Let us now take the case when the medium with refractive index ${\mu _1}$ is rarer than the medium of refractive index ${\mu _2}$. We are aware that the medium which has a greater refractive index value is said to be denser while the other medium is said to be the rarer medium. By using this concept since we have considered ${\mu _1}$ to be rarer and ${\mu _2}$ to be denser and that light is travelling from rarer to denser medium then we can say that this is the case wherein ${\mu _1} < {\mu _2}$ which can also be written as ${\mu _2} > {\mu _1}$, that is, ${\mu _2}$ is greater than ${\mu _1}$.

We now apply the new sign conventions for spherical interfaces. As we know, there are two possibilities; the object can be either real or virtual. By the rules of sign conventions when the object is said to be real then the object distance, $u$ is said to be taken as negative. The corresponding image that is formed can also be either real or virtual. Similarly, by the rules of sign conventions when the image is said to be real then the image distance, $v$ is said to be taken as positive.

This means that when a real object is considered and when a virtual object is considered then the object distance is said to be negative and positive respectively. Likewise, when a real image is considered and when a virtual image is considered the image distance is said to be positive and negative respectively. This is in accordance with the sign convention given for refraction from spherical interfaces.

Now, we know that the radius of curvature is said to be negative. We apply this on equation ($1$) to get:
$\dfrac{{{\mu _2}}}{v} - \dfrac{{{\mu _1}}}{u} = \dfrac{{{\mu _2} - {\mu _1}}}{{ - R}}$
$\Rightarrow \dfrac{{{\mu _2}}}{v} - \dfrac{{{\mu _1}}}{u} = \dfrac{{ - ({\mu _2} - {\mu _1})}}{R}$
Hence the signs get reversed and hence the equation becomes:
$\Rightarrow \dfrac{{{\mu _2}}}{v} - \dfrac{{{\mu _1}}}{u} = \dfrac{{({\mu _1} - {\mu _2})}}{R}$
Now, by rearranging the terms of equation ($1$) we get:
$\dfrac{{{\mu _2}}}{v} = \dfrac{{{\mu _1} - {\mu _2}}}{R} + \dfrac{{{\mu _1}}}{u}$ --------($2$)

This is done in order to determine the sign of the image distance for the image formed.For the case we have considered, that is, ${\mu _2} > {\mu _1}$, the term $\dfrac{{{\mu _1} - {\mu _2}}}{R}$ will become negative and we consider a real object ($u$ is negative) then the term $\dfrac{{{\mu _2}}}{v}$ will also become negative which means that the sign of $v$ will be negative. This means that the image formed will be a virtual image. This means that for a real object when ${\mu _2} > {\mu _1}$ a virtual image is formed. But however a real image can be formed when a virtual object is considered as per the equation.

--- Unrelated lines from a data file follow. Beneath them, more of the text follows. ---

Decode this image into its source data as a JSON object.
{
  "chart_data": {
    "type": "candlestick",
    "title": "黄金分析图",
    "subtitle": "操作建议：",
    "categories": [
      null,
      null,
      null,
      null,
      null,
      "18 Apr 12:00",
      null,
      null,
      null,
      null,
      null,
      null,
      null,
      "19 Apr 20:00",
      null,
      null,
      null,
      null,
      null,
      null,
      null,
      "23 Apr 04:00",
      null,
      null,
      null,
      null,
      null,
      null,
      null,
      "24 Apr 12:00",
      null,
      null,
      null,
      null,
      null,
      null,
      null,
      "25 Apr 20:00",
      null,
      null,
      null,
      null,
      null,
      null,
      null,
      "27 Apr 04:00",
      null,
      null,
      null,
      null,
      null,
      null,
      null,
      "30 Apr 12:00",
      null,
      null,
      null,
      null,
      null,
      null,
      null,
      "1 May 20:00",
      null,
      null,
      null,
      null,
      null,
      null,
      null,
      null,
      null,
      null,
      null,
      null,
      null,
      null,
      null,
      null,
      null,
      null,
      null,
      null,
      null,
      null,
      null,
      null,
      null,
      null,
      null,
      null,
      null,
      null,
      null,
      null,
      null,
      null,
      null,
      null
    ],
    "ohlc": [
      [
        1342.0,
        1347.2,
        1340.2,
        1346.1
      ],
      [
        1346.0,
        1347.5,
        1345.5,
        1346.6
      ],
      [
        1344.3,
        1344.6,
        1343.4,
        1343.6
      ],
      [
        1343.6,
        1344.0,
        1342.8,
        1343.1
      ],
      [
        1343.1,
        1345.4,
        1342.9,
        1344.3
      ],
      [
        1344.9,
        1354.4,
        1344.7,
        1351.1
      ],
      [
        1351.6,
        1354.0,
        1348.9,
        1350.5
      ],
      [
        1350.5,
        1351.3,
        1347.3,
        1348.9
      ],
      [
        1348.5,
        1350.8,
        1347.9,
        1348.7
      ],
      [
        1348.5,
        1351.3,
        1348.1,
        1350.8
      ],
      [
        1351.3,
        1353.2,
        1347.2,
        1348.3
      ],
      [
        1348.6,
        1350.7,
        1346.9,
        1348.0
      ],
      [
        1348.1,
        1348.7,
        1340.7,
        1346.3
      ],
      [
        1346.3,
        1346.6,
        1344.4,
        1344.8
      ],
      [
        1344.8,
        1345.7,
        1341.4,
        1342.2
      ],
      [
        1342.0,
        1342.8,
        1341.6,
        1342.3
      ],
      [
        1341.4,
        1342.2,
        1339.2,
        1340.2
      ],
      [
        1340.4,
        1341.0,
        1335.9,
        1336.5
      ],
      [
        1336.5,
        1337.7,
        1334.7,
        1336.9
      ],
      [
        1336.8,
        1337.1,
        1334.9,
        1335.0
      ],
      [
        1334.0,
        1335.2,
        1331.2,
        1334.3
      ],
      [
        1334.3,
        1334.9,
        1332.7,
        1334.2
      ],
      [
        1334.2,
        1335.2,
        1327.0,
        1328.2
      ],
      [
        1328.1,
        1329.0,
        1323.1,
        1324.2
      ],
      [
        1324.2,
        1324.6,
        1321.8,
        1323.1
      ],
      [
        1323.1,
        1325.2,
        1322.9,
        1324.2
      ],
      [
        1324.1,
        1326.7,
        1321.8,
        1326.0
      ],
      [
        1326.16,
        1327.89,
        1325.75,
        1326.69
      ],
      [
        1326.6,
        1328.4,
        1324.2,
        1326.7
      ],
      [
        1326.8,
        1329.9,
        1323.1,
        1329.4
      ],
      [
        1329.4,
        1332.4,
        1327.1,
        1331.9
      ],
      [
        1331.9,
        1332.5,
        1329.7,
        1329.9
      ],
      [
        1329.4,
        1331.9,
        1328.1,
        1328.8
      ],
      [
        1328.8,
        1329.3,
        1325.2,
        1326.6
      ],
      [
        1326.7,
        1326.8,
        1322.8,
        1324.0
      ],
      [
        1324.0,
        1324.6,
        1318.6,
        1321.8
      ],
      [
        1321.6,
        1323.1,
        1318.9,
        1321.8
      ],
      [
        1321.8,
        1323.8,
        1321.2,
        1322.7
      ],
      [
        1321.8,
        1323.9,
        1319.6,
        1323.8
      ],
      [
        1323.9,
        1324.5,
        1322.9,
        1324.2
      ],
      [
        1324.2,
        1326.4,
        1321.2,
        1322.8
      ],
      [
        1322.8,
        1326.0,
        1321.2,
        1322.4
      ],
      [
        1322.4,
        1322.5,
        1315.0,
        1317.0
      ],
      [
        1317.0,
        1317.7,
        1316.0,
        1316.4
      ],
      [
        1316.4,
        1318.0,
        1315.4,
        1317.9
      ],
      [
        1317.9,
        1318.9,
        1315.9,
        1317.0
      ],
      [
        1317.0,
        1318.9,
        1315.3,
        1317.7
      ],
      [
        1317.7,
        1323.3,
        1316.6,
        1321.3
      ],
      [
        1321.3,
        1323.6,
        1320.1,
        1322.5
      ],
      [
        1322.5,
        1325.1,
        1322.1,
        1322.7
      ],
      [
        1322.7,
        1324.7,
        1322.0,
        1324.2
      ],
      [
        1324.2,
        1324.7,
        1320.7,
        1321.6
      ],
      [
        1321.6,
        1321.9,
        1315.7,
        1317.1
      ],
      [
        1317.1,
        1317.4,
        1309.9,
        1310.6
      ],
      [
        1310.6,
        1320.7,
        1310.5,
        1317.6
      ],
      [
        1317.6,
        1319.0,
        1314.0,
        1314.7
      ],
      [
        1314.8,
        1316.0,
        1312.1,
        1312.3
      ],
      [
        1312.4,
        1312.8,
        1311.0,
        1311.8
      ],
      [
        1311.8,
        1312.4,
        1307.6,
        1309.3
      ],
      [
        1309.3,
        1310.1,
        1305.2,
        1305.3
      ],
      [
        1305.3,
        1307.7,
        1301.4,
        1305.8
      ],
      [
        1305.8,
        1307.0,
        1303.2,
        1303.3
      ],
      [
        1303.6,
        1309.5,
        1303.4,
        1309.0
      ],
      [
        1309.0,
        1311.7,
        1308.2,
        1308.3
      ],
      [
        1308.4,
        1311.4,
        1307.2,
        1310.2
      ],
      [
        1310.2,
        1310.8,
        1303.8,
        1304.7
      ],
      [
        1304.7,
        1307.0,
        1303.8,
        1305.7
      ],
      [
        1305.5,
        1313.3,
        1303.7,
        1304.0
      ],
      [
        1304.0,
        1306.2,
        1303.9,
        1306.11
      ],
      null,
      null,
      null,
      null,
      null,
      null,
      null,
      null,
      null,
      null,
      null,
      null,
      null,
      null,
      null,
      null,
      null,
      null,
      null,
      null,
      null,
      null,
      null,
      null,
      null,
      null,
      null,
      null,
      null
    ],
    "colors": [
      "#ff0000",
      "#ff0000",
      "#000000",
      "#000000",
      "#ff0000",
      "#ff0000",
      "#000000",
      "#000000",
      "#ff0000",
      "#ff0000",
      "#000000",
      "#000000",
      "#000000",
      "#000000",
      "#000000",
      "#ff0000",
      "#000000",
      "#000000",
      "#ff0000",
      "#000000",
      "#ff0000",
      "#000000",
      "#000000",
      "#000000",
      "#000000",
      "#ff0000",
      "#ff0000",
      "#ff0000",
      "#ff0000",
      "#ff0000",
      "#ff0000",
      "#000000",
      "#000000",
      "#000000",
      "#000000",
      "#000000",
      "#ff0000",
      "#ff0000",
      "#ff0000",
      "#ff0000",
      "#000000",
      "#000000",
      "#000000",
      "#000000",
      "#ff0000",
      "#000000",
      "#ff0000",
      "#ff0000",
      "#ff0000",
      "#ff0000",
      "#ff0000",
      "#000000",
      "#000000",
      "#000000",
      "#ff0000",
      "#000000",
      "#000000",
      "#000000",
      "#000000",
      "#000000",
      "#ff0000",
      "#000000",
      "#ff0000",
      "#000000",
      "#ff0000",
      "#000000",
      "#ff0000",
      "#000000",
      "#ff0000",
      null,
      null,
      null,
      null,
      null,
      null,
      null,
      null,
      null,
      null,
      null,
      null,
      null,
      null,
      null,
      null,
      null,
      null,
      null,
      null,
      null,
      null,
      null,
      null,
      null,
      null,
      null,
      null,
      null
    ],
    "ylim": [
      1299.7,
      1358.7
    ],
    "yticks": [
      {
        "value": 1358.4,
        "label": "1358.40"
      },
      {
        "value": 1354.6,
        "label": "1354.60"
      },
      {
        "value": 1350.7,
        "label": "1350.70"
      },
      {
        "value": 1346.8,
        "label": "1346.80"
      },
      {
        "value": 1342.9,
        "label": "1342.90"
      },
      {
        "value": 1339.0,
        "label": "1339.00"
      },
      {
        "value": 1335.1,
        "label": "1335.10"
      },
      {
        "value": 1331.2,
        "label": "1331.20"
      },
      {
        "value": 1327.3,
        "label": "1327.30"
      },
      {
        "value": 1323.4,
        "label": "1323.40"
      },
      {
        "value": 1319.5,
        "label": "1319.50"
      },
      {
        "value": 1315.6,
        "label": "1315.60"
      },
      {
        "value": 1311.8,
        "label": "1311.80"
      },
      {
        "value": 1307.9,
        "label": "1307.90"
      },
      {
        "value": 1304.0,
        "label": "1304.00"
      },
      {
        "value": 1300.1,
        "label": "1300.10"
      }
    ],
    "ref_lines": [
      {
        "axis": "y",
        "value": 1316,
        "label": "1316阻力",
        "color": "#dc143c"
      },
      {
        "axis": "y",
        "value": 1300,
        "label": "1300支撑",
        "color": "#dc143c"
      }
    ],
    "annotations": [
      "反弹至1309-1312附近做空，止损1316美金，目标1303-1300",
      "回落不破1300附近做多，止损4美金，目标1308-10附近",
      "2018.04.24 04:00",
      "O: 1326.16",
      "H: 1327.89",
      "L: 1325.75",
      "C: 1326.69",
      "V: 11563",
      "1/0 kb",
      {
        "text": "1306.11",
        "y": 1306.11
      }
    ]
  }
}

Similarly when we consider the case where ${\mu _1} > {\mu _2}$, the term $\dfrac{{{\mu _1} - {\mu _2}}}{R}$ will become positive and we consider a virtual object ($u$ is positive) then the term $\dfrac{{{\mu _2}}}{v}$ will also become positive which means that the sign of $v$ will be positive. This means that the image formed will be a real image. This means that for a virtual object when ${\mu _1} > {\mu _2}$ a real image is formed. But however a virtual image can be formed when a real object is considered as per the equation.

Hence from the conclusions drawn above we can say that for the case ${\mu _2} > {\mu _1}$ there cannot be a real image of a real object and for the case ${\mu _1} > {\mu _2}$ there cannot be a virtual image formed from a virtual object.

Hence, option A and option C are correct.

Note: There may be a confusion in the sign conventions of the distances like the image and object distance and also when the radius of curvature is negative and when it is positive. Even-though the incident rays of the object are said to come from the right side of the spherical surface, usually the object is always taken to be placed at the left side of the spherical surface and hence the object distance is considered to be negative always.